Amigos. Caminho. Morte...

— E quanto ao Soren? — perguntou por fim. 

A mudança foi imediata. O rosto de Vaelis endureceu. 

— O que tem ele? 

— E se Kenshiro ou Erina quiserem que ele saia? Ou se ele mesmo decidir partir? 

Ela respirou fundo. O olhar baixou por um momento. 

— Aí... eu vou com ele. 

Silêncio entre os dois. O som distante da taverna, risos, copos tilintando, parecia vir de outro mundo. 

— Eu adoro esse grupo — continuou Vaelis, num tom mais baixo. — Mas Soren... eu não posso deixá-lo sozinho. Não de novo. 

Ren assentiu lentamente. A resposta era sincera, perigosa.
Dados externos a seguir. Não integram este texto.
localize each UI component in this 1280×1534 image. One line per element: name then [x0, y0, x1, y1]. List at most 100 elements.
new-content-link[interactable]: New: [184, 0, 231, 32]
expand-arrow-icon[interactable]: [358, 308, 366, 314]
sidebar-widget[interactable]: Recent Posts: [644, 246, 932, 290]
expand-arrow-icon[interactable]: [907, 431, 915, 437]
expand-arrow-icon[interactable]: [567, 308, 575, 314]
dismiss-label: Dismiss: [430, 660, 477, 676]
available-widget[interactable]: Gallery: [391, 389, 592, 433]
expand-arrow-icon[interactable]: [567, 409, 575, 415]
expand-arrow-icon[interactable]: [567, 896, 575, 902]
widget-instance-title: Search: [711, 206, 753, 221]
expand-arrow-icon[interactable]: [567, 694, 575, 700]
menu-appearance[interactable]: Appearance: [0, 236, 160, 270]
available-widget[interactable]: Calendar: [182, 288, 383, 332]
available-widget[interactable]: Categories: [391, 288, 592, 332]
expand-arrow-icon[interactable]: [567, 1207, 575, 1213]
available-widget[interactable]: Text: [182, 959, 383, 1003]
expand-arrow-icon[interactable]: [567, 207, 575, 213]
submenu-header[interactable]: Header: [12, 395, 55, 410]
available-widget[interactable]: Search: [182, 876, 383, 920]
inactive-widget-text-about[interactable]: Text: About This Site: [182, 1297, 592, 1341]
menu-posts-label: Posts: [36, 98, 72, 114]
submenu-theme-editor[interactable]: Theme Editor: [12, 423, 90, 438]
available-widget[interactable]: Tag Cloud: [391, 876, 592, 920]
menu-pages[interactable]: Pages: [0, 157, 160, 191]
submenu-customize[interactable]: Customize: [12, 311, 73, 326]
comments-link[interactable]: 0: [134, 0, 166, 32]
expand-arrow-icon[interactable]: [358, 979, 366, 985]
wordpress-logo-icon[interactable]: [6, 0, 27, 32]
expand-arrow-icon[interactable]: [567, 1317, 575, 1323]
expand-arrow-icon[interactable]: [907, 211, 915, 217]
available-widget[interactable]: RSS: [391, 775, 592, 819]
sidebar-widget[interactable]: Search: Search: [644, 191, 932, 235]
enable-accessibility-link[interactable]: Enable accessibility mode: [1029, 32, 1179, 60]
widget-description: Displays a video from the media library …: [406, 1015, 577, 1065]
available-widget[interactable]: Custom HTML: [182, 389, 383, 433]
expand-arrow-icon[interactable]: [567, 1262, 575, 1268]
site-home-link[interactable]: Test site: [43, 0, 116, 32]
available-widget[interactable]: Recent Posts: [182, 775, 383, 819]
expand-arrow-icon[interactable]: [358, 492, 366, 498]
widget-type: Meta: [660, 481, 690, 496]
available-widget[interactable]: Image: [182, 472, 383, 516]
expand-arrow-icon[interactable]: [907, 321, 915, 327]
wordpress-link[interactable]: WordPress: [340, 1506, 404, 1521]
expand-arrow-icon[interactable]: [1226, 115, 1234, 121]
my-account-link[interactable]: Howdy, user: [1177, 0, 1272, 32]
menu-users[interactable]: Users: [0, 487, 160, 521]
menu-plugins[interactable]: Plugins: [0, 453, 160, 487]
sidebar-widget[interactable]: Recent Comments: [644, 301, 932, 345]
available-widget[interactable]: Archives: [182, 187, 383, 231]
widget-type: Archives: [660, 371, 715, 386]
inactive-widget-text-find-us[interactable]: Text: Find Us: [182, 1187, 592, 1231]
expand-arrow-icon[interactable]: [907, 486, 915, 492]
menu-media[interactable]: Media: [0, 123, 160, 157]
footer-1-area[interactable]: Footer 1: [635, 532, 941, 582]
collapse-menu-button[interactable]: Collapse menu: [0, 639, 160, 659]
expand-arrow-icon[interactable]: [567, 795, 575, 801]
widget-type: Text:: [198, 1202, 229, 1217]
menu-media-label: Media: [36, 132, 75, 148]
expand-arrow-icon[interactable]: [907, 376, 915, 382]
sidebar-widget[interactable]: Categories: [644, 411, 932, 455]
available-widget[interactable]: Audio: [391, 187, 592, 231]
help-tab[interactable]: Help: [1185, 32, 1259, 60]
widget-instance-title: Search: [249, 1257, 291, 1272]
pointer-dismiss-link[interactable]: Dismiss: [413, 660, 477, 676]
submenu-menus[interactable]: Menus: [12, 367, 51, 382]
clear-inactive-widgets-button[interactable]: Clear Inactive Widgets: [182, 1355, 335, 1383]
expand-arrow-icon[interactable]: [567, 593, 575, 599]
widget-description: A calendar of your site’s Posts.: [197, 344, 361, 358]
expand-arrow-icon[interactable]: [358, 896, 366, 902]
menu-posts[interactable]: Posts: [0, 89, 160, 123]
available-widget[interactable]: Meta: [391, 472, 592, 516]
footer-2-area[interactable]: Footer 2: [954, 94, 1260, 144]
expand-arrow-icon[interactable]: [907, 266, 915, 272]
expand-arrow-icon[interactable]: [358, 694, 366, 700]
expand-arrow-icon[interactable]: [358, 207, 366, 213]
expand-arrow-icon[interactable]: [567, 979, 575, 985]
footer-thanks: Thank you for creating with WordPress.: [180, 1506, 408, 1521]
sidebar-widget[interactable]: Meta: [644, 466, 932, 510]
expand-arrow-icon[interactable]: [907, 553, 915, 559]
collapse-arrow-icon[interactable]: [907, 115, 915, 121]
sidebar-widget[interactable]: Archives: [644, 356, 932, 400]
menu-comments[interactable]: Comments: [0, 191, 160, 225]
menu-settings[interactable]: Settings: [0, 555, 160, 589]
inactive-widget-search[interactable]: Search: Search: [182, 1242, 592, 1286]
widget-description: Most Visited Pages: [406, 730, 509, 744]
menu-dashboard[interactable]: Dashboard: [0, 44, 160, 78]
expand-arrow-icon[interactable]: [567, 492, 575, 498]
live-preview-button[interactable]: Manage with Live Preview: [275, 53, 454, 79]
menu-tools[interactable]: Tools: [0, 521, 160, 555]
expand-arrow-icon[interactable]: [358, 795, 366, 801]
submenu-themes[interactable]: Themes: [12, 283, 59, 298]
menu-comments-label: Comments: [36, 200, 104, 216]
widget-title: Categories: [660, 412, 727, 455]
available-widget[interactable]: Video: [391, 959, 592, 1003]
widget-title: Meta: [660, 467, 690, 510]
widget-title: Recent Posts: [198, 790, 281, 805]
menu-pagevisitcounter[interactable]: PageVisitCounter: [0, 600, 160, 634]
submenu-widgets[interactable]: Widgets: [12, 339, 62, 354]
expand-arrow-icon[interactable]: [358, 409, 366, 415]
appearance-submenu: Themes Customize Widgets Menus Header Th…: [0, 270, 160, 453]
Lealdade demais, quando mal equilibrada, se tornava fraqueza. 

— Se tivesse que escolher entre salvar Soren ou qualquer outra pessoa do grupo — perguntou ele, por fim —, quem escolheria? 

Vaelis o encarou como se ele tivesse cuspido veneno. 

— Que merda de pergunta é essa? 

— Não consegue responder? 

— Faça essa pergunta ao Kenshiro ou à Erina! “Escolha entre o seu cônjuge e alguém do grupo.” Você os julgaria por isso? 

Ren riu.  

Ela estava certa. 

— Pode voltar pra festa. 

— Então... eu passei? 

— Por enquanto, sim. Mas ainda tenho minhas dúvidas. 

Ela se aproximou um passo, inclinando-se com um sorriso insinuante. 

— Então, quando estivermos a sós novamente... eu tiro todas as suas dúvidas — Mandou-lhe um beijo invisível e girou nos calcanhares.

Ren suspirou, exasperado, observando-a desaparecer pela porta. 

A luz artificial da vila o envolveu quando saiu da taverna, e o som distante das vozes e das canções pareceu se dissolver na floresta. 

Vaelis, por sua vez, não olhou para trás. 

Caminhou entre as mesas, o olhar cheio de travessura. 

Ah, juiz... — murmurou, sorrindo sozinha. — Você ainda vai rir das minhas brincadeiras.